Penser le reflux des gouvernements progressistes latino-américains. Quelques leçons pour la gauche

À propos du livre Fin de partie ? Amérique latine : les expériences progressistes dans l’impasse (1998-2019) de Franck Gaudichaud, Jeffery Webber et Massimo Modonesi, Paris, Éditions Syllepse, 2020, 200 p.

Paru dans la revue Contretemps
24 novembre 2020

Patrick Guillaudat

Voir également notre dossier sur le bilan des gouvernements progressistes latino-américains.

Fin de partie ? Coyoacán

L’essai Fin de partie ? Amérique latine : les expériences progressistes dans l’impasse (1998-2019) tombe à pic. En effet, il résonne en écho aux questionnements actuels qui traversent la gauche, que ce soit sur la démocratie, les modèles de développement économique, l’écologie ou les réponses aux inégalités sociales. Rien d’étonnant à ce que la gauche ait tourné son regard vers les expériences latino-américaines du début du XXIe siècle. Elle espérait y trouver des réponses politiques aux errements divers qu’elle traverse, notamment en Europe.

Cet ouvrage, écrit par trois intellectuels militants, c’est-à-dire engagés aux côtés des mouvements sociaux, part d’un constat contenu dans le titre : le progressisme latino-américain a mené à une impasse. Franck Gaudichaud, Jeffery R. Webber et Massimo Mondonesi tirent un bilan sans concession en trois chapitres. Leur livre est un ensemble cohérent ou chaque auteur réalise sa partie. Partant d’une analyse concrète de l’évolution des régimes concernés par le terme de « progressisme latino-américain », cet ouvrage passe ensuite à une analyse détaillée des rapports de force internationaux pour terminer par un regard critique sur les débats que ce moment historique a soulevé au sein des intellectuels latino-américains.

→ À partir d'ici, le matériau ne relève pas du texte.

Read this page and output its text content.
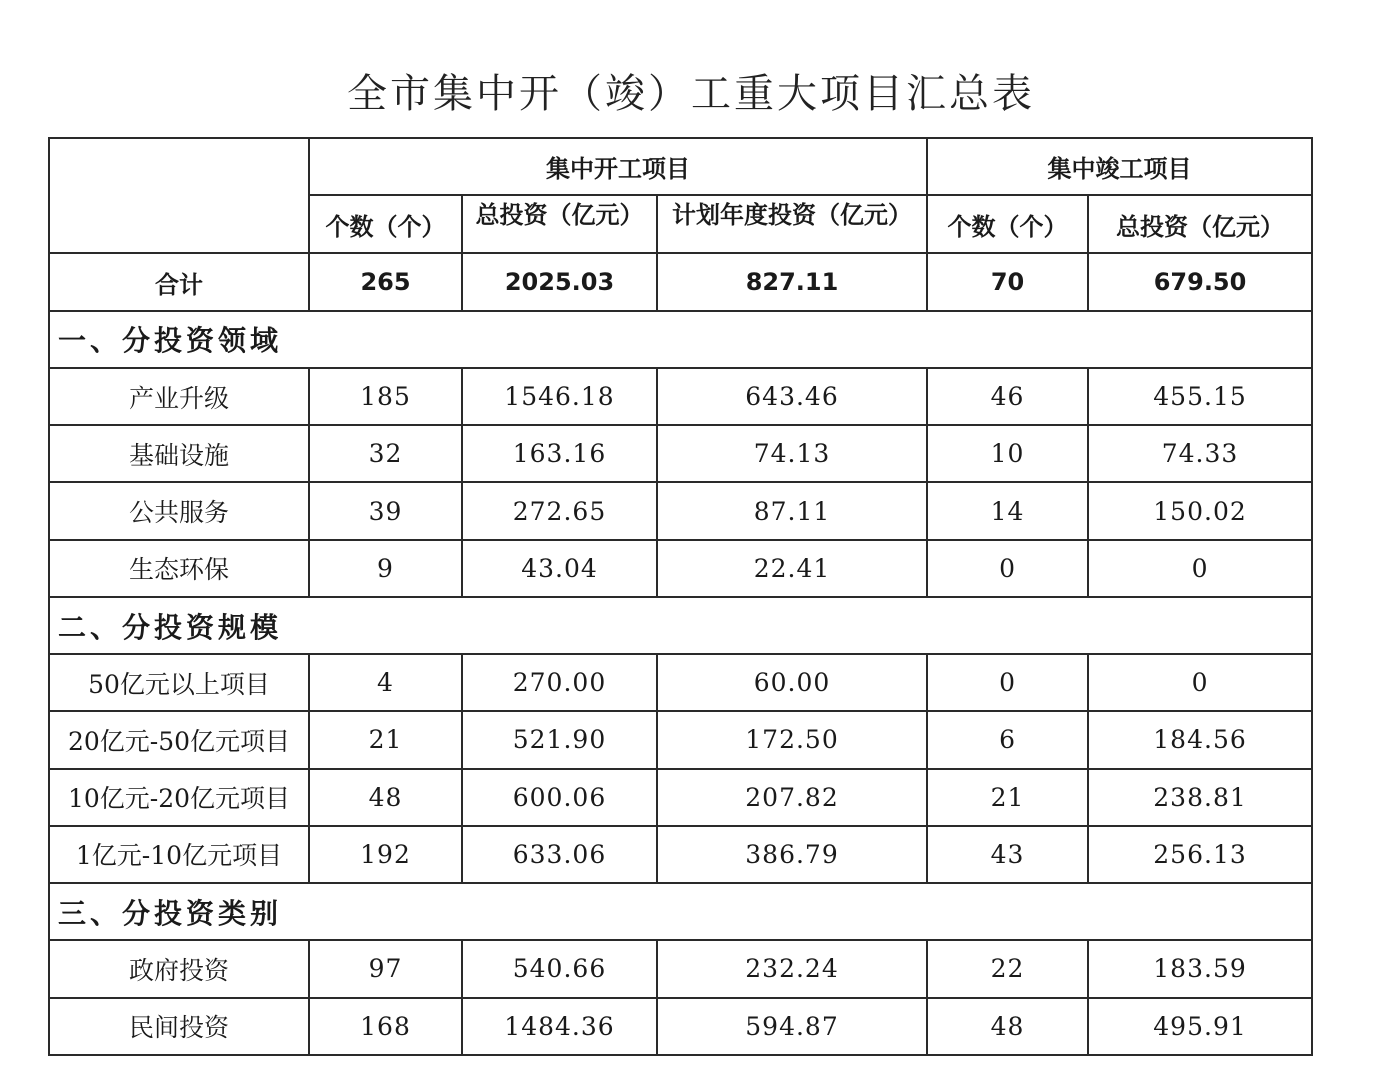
全市集中开（竣）工重大项目汇总表
	集中开工项目			集中竣工项目	
	个数（个）	总投资（亿元）	计划年度投资（亿元）	个数（个）	总投资（亿元）
合计	265	2025.03	827.11	70	679.50
一、分投资领域					
产业升级	185	1546.18	643.46	46	455.15
基础设施	32	163.16	74.13	10	74.33
公共服务	39	272.65	87.11	14	150.02
生态环保	9	43.04	22.41	0	0
二、分投资规模					
50亿元以上项目	4	270.00	60.00	0	0
20亿元-50亿元项目	21	521.90	172.50	6	184.56
10亿元-20亿元项目	48	600.06	207.82	21	238.81
1亿元-10亿元项目	192	633.06	386.79	43	256.13
三、分投资类别					
政府投资	97	540.66	232.24	22	183.59
民间投资	168	1484.36	594.87	48	495.91
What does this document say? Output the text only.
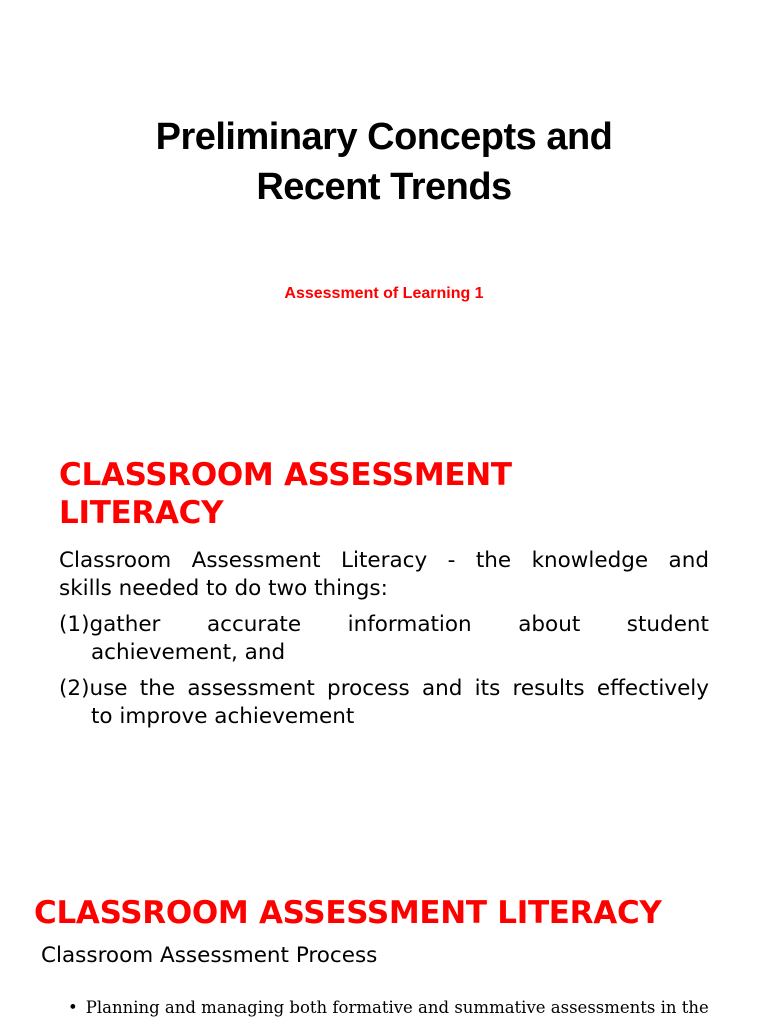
Preliminary Concepts and
Recent Trends
Assessment of Learning 1
CLASSROOM ASSESSMENT
LITERACY

Classroom Assessment Literacy - the knowledge and
skills needed to do two things:

(1)gather accurate information about student
achievement, and
(2)use the assessment process and its results effectively
to improve achievement
CLASSROOM ASSESSMENT LITERACY
Classroom Assessment Process
• Planning and managing both formative and summative assessments in the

Tout d’abord Franck Gaudichaud dresse un rappel historique et analytique des régimes dits « progressistes », depuis le Venezuela d’Hugo Chávez en passant notamment par le Brésil de Lula, l’Argentine des Kirchner, la Bolivie d’Evo Morales ou l’Équateur de Rafael Correa. Les trajectoires sont analysées en montrant les avancées réelles qu’ont représentées pour les populations les plus pauvres les politiques sociales mises en œuvre dans ces pays, menées en rupture avec le credo néolibéral de baisse des dépenses publiques. Rapidement ces gouvernements sont arrivés aux limites de ce système de réorientation des politiques publiques menées par l’État, surtout quand ces pays ne se sont pas attaqués à la racine du mal : l’exploitation capitaliste, aggravée ici par la dépendance de ces pays du Sud assujettis de fait à la puissance des pays impérialistes du Nord, que ce soit les USA ou l’Union Européenne.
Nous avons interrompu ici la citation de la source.